Secondo la Suprema Corte si tratta di una disciplina unilaterale dell'ente; e l'intervento della contrattazione integrativa è volta solamente a determinare l'eventuale correlazione tra tali compensi e la retribuzione di risultato nel caso si tratti di avvocati non dirigenti ma titolari di posizione organizzativa. Con riferimento ai compensi e alla correlazione tra questi e la retribuzione di risultato, la normativa pattizia non costituisce alcun obbligo a carico dell'ente coinvolto. E allora non può dubitarsi della natura meramente "programmatica" della normativa in parola: non ne discendono né immediati vincoli a carico dell'ente, né tantomeno aspettative legittime e garantite per l'avvocato dipendente.
Non è configurabile l'esistenza di un diritto al compenso per effetto diretto della previsione normativa, che fissa una mera linea direttiva, che richiede, necessariamente, di essere integrata da atti successivi, e che non ha ricadute immediate sul rapporto di lavoro.
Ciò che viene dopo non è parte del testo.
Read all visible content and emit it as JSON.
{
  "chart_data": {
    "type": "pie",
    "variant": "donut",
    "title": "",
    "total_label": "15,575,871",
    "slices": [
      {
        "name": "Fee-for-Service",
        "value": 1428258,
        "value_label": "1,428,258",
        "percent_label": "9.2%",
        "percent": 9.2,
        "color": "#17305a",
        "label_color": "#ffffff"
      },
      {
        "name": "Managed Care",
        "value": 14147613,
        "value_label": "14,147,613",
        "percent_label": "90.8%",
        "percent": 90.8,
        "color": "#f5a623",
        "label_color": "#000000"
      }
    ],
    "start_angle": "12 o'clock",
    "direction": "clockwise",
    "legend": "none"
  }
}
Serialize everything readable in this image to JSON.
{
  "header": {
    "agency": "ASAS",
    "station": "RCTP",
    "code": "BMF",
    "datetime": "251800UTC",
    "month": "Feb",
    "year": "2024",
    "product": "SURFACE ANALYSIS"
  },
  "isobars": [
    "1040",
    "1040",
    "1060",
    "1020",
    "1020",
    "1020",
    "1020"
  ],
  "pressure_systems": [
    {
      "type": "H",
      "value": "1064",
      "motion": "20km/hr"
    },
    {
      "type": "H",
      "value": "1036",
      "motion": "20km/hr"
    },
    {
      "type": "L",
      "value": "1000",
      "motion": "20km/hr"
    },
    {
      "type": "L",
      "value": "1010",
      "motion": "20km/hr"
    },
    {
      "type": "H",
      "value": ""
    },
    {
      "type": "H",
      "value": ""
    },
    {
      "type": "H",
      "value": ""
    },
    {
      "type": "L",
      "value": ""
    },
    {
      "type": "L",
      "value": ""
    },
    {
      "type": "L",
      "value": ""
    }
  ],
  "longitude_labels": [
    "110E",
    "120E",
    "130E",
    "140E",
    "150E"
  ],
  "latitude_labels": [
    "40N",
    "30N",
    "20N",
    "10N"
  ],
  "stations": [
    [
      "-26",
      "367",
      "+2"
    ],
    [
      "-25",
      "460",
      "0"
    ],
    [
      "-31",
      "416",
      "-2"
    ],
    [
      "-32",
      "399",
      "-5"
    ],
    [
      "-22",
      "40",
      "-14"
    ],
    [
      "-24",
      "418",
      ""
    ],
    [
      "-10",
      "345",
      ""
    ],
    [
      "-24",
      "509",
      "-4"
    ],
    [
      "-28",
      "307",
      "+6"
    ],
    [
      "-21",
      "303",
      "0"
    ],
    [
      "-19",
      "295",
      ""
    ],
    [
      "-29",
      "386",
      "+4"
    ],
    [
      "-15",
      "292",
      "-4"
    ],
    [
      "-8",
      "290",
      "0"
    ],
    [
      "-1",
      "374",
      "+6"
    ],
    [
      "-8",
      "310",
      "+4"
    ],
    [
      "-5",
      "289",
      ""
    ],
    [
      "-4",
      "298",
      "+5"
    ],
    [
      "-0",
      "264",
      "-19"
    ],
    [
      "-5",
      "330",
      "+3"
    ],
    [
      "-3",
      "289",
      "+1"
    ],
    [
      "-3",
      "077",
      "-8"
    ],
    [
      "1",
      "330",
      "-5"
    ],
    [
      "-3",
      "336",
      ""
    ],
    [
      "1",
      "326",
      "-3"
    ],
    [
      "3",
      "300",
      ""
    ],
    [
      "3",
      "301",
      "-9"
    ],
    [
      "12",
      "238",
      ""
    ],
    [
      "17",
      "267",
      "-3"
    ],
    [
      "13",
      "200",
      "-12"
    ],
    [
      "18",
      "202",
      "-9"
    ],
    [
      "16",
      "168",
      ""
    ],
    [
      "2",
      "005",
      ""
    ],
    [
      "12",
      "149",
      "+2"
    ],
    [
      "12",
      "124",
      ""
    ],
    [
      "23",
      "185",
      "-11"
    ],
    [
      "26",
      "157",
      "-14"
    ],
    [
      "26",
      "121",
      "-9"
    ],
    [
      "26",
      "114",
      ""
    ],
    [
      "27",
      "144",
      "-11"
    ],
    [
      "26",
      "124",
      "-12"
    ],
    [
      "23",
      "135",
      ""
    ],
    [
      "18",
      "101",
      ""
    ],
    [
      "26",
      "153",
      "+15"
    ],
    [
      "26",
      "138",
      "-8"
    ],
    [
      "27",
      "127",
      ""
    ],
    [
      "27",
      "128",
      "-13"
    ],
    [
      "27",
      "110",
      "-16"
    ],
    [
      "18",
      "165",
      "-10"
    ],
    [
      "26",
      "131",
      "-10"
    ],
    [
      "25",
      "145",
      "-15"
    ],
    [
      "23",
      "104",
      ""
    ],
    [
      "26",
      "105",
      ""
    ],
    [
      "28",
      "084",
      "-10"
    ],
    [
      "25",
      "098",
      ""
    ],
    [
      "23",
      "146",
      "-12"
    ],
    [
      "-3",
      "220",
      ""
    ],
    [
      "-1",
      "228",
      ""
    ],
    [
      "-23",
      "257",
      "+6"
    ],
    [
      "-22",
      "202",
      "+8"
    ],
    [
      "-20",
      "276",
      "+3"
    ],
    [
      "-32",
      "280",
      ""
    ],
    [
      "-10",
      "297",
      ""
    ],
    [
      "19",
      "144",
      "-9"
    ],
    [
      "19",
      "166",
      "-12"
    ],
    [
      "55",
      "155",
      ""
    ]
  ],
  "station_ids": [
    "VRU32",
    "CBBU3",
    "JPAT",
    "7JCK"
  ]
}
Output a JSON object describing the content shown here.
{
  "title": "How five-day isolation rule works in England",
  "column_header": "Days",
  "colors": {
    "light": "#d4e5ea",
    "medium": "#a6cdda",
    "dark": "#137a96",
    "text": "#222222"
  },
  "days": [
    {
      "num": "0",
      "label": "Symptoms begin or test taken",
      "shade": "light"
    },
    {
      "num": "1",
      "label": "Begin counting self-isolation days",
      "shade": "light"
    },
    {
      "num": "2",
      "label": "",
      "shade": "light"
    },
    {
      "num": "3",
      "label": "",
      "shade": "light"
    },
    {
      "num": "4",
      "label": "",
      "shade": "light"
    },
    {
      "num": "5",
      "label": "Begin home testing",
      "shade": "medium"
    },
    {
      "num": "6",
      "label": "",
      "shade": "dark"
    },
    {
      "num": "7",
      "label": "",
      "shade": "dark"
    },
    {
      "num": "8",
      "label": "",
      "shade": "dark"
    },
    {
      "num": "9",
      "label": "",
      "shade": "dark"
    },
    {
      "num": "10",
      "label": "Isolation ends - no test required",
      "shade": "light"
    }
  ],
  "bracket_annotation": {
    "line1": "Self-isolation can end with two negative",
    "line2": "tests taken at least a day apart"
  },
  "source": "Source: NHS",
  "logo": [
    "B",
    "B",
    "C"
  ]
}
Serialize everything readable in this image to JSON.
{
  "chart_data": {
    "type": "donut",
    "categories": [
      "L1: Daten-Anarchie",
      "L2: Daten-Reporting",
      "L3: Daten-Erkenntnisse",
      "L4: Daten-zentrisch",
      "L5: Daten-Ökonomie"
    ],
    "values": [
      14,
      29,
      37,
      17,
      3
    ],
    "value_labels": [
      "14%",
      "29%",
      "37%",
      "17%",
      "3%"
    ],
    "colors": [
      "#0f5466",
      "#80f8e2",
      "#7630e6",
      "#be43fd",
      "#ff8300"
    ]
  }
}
Da tutto ciò deriva che la predisposizione del servizio di avvocatura interna non basta di per sé a soddisfare tutti i presupposti previsti dalla normativa per ottenere il compenso professionale in parola. Nel caso in esame nessuna regolamentazione dei compensi professionali spettanti ai dipendenti era stata adottata dall'ente coinvolto; ente che si era limitato a stabilire che i compensi recuperati a seguito di condanna della parte avversa soccombente dovevano confluire in un unico capitolo di bilancio per poi essere ripartiti in parti eguali tra gli avvocati con cadenza trimestrale. Tutto ciò mentre era rimasta riservata a ulteriori e separate determinazioni – tuttavia non intervenute - la rimanente disciplina; e cioè quella relativa, più in generale, alla corresponsione dei compensi professionali in relazione alle cause concluse in modo favorevole per l'ente; il che osta al riconoscimento delle spettanze rivendicate a titolo di compenso.